The National Museum, Kansallismuseo, tells us the story of the Finns from the Stone Ages to the present day. Located in the main street in the centre of Helsinki just a few minutes from the main railway station, the museum building is a fantastic example of the national romanticism in the Finnish architecture. It was designed by three leading architects of the Fin de Siècle, Gesellius, Lindgren and Saarinen. Interestingly, they made a great Art Nouveau interior. The museum itself was opened in 1916, just a year before Finland gained its independence.
When you come in, have a look at the ceiling of the entrance hall where you will see four Kalevala-themed frescoes by Akseli Gallen-Kallela: Ilmarinen plowing the viper field, Forging Sampo, Sampo's defence and the Great Pike. Based on the Finnish national epic, they were originally painted for Finland's pavilion at the World Exhibition in Paris in 1900.
Check also the glass of the inner doors at the entrance and you will see where a stray shot from the Reds came in on 13 April 1918. In the Finnish civil war, the reds fired white and German troops from the barracks close by when the Germans occupied Helsinki.

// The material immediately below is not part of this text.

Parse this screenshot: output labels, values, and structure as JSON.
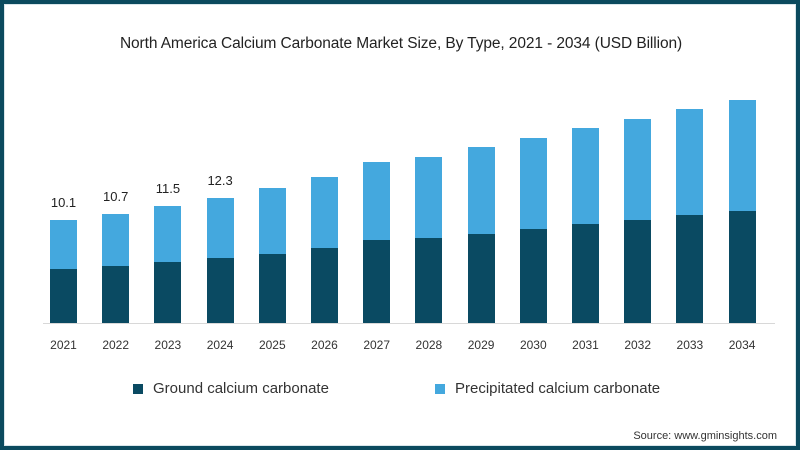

The museum is a national cultural history museum reviewing the country and its people over the centuries. It contains the oldest and most comprehensive cultural history collections in the country with approximately half a million objects telling us the story of the formal history, folk culture and more largely, also the culture of Finno-Ugric peoples. (Mind you, a huge part of collection of the folk culture was collected in the 19th century by members of Wiipurilainen Osakunta, a student club that I was a member somewhat later towards the end of the 20th century!)
There is an accessible entrance at the street level on Mannerheimintie under the main staircase although a bit complicated. Use the phone there to contact the museum staff to open the door. From there onwards, you can take a lift to all floors. There is a wheelchair lift on the ground floor between the museum shop and the medieval church room.
There is an accessible loo on the ground floor near the entrance.
The museum shop next to the entrance is a fantastic place to buy a few truly Finnish mementos in addition to you coffee table books and toys for the kids.
There is a very nice café in the basement serving lunches and an interesting selection of Finnish delicacies, including some vegan choices. On weekdays you can have a full-fledged lunch from a buffet and should you come on a weekend day, you can enjoy a soup.